Pilihan 3: Kombinasi antara Daerah Otonomi Provinsi dan Daerah Khusus

Sebagai pilihan terakhir adalah melanjutkan apa yang sekarang sudah berjalan, yaitu Jakarta sebagai daerah otonom tingkat provinsi dan kemudian ditetapkan sebagai daerah khusus. Untuk kota juga tetap seperti sekarang ini, bukan merupakan daerah otonom kabupaten atau kota seperti di provinsi lain, juga tidak ada DPRD-nya. Bentuk Jakarta seperti ini perubahannya  adalah bukan lagi sebagai Daerah Khusus IKN tetapi sebagai Daerah Khusus Ekonomi atau Bisnis atau kekhususan lain yang disepakati.

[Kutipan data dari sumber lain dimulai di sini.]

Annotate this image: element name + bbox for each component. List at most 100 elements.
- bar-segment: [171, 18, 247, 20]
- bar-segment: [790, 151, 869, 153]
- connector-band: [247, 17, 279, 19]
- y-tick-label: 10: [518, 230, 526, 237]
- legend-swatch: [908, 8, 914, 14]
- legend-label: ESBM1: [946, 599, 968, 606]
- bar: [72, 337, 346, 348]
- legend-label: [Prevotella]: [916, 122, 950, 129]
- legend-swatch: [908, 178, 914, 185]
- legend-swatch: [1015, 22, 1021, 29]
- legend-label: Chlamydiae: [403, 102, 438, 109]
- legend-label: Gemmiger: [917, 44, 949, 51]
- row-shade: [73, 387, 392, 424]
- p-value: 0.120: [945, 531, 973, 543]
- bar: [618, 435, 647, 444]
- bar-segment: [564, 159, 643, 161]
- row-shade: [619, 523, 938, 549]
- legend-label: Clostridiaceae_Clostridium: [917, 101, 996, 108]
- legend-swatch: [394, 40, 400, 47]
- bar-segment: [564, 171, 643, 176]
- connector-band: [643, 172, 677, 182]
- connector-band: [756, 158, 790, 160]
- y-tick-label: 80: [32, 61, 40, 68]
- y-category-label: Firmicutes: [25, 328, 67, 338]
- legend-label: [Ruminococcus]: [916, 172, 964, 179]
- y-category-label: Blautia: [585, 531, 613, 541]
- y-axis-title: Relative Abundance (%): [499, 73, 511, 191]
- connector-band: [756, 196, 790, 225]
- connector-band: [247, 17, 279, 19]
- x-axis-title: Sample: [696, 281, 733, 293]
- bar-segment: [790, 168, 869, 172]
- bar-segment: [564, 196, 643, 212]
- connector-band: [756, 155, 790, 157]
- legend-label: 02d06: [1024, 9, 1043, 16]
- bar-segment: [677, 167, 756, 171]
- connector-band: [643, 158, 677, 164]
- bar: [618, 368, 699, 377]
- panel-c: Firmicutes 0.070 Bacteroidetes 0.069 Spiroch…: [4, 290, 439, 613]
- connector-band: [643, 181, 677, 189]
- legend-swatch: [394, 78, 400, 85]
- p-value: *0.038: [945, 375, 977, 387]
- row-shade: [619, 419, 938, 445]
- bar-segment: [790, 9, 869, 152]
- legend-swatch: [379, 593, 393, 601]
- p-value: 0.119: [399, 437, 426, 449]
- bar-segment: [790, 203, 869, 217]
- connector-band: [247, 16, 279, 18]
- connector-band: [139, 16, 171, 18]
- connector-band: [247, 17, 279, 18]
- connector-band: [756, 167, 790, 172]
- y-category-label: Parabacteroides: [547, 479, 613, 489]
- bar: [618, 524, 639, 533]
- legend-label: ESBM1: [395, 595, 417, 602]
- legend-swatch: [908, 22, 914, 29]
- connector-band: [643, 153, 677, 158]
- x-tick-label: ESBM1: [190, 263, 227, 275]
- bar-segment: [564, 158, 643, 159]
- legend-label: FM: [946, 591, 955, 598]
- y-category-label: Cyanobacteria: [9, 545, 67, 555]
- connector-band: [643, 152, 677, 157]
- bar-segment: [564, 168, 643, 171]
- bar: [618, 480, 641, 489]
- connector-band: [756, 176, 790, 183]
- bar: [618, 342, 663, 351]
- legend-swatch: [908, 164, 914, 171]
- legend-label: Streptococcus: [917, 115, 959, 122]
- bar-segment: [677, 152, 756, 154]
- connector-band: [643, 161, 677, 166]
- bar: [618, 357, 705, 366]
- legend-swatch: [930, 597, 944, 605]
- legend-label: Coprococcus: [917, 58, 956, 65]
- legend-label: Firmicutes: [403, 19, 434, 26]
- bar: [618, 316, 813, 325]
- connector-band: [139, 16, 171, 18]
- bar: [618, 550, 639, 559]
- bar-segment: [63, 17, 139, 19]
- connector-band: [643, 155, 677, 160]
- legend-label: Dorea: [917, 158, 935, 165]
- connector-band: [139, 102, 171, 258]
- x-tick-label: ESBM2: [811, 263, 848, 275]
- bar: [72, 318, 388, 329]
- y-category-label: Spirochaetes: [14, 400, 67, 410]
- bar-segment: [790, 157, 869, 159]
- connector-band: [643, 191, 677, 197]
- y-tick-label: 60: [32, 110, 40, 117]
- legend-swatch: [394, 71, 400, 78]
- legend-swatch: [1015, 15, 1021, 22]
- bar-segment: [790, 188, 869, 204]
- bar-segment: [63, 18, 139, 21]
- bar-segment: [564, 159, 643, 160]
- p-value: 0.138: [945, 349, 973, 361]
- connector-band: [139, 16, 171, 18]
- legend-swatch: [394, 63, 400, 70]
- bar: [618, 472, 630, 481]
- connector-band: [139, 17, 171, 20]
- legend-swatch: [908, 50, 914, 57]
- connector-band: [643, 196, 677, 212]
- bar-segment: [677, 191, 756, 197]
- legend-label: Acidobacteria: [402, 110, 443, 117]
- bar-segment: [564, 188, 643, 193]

Dari ke-3 pilihan di atas, pilihan mana yang akan diambil harus dilakukan kajian yang mendalam dan cermat. Untuk mengantisipasinya Pemerintah Daerah DKI Jakarta harus mempersiapkan revisi UU No. 29 Tahun 2007 tentang Pemerintahan Provinsi DKI Jakarta Sebagai Ibu Kota Negara Kesatuan RI. Seiring dengan masuknya RUU IKN menjadi Prioritas Prolegnas Tahun 2020, maka langkah yang harus dilakukan oleh DKI adalah mempersiapkan Naskah Akademik RUU revisi UU No. 29 Tahun 2007 melalui kajian yang mendalam disertai perhitungan yang cermat (cost and benefit). Kemudian, mendorong agar RUU tentang revisi UU No. 29 Tahun 2020 menjadi prioritas Prolegnas tahun 2020 atau paling lambat tahun 2021 setelah RUU IKN rampung dibahas oleh DPR dan Pemerintah serta diundangkan menjadi UU.

*)Wicipto Setiadi adalah Dosen Fakultas Hukum UPN Veteran Jakarta, Kepala BPHN Kementerian Hukum dan HAM (2010-2014), Dirjen Peraturan Perundang-undangan Kementerian Hukum dan HAM (2014-2015), Staf Ahli Menteri Hukum dan HAM (2015-2017).

Artikel kolom ini adalah tulisan pribadi Penulis, isinya tidak mewakili pandangan Redaksi Hukumonline.